Previous studies have addressed the biological effects of brominated flame retardants (Birnbaum and Staskal 2004; Koike et al. 2013; Mariussen and Fonnum 2003; Ogunbayo et al. 2008), including a 2-year bioassay study performed by the National Toxicology Program (NTP), which demonstrated that tetrabromobisphenol A (TBBPA) can induce aggressive uterine tumors in rats (NTP 2013). As pointed out by Osimitz et al., TBBPA has been shown to bind poorly to the estrogen receptor, providing the impetus to study other pathways such as disruption of steroid transport and metabolism.
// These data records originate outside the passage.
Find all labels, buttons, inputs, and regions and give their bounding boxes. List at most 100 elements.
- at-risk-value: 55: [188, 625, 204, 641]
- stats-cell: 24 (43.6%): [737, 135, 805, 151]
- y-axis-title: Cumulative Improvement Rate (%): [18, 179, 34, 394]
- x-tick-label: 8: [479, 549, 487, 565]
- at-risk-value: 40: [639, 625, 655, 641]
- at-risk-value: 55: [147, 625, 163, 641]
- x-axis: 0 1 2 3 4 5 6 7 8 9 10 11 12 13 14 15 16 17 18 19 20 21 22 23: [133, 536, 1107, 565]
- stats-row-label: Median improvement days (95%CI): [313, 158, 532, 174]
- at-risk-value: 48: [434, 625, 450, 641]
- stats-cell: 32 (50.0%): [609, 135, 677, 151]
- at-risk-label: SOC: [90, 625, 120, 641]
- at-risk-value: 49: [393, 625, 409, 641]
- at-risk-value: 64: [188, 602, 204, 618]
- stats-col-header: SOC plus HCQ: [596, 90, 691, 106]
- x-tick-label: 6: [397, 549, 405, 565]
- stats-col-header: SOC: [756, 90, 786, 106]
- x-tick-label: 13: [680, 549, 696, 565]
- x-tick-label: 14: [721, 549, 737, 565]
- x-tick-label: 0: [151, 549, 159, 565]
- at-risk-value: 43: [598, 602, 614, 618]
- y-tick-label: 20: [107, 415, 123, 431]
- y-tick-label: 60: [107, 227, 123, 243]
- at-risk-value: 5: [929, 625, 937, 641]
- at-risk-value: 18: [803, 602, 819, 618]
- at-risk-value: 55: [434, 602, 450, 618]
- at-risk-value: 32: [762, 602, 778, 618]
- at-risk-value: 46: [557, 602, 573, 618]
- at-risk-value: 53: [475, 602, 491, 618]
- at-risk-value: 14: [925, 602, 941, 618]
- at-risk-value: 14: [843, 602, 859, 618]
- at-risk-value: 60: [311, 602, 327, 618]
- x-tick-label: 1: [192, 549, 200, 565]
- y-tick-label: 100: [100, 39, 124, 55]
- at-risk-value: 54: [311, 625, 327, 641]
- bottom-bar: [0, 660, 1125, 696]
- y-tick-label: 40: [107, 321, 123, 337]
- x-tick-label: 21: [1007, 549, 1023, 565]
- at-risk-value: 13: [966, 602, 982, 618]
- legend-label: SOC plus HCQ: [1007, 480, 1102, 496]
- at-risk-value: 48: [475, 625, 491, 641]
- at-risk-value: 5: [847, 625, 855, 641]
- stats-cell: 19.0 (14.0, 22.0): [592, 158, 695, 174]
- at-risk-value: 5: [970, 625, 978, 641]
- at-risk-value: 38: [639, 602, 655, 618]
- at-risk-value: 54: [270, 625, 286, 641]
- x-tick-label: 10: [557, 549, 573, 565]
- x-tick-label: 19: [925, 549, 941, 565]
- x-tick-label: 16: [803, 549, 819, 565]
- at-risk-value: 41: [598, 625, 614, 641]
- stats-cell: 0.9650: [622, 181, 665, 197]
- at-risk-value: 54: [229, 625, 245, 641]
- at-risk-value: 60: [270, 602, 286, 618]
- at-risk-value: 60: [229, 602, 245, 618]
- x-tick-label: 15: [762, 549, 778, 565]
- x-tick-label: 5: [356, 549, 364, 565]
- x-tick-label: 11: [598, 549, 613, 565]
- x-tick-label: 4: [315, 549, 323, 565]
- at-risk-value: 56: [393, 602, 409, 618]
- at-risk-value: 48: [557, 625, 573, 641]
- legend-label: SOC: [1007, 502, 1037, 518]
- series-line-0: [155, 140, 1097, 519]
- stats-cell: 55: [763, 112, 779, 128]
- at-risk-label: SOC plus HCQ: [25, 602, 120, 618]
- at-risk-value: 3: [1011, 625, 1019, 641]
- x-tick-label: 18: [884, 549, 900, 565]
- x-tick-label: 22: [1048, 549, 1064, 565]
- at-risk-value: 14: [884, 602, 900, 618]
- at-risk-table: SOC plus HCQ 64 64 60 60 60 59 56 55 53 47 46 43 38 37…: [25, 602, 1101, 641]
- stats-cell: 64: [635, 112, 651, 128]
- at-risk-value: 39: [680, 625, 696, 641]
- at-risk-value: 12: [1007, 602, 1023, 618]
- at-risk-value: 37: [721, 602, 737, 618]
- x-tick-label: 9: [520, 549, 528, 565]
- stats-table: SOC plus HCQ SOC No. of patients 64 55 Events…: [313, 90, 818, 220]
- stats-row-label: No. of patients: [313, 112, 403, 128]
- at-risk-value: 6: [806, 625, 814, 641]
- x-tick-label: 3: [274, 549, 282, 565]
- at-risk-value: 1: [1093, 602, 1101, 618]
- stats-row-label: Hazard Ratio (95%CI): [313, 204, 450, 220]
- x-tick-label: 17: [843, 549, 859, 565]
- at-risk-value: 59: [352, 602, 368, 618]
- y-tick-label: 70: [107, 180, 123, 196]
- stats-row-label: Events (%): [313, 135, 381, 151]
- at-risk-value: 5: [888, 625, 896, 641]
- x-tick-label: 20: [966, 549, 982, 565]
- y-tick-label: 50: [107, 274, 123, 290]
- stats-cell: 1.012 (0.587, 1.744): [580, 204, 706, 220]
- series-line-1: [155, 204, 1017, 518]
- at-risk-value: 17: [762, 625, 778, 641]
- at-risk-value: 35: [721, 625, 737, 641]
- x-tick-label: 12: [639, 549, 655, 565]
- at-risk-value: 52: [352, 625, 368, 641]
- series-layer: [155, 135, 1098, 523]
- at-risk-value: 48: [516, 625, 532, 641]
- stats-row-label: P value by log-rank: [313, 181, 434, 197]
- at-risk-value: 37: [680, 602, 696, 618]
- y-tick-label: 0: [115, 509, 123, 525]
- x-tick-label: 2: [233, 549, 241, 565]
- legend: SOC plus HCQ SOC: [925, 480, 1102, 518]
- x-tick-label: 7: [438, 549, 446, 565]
Other groups have demonstrated the ability of TBBPA and flame retardant metabolites to inhibit estrogen sulfotransferase (SULT1E1), with IC50 (median inhibitory concentration) values near the Km for estradiol (Hamers et al. 2008; Kester et al. 2002; Zhang et al. 1998). Our work (Gosavi et al. 2013) was focused solely on understanding the structural mechanism by which these compounds bind to and inhibit SULT1E1’s ability to metabolize estradiol. The results of our work demonstrate that TBBPA and the 3-OH metabolite of BDE-47, although structurally different, bind in a similar manner at the estradiol binding site. This work suggests that these compounds could have an additive effect on the inhibition of this enzyme. We wholeheartedly agree with Osimitz et al. that the results of our work warrant future studies addressing the potential additive effect of these compounds on steroid metabolism in target tissues.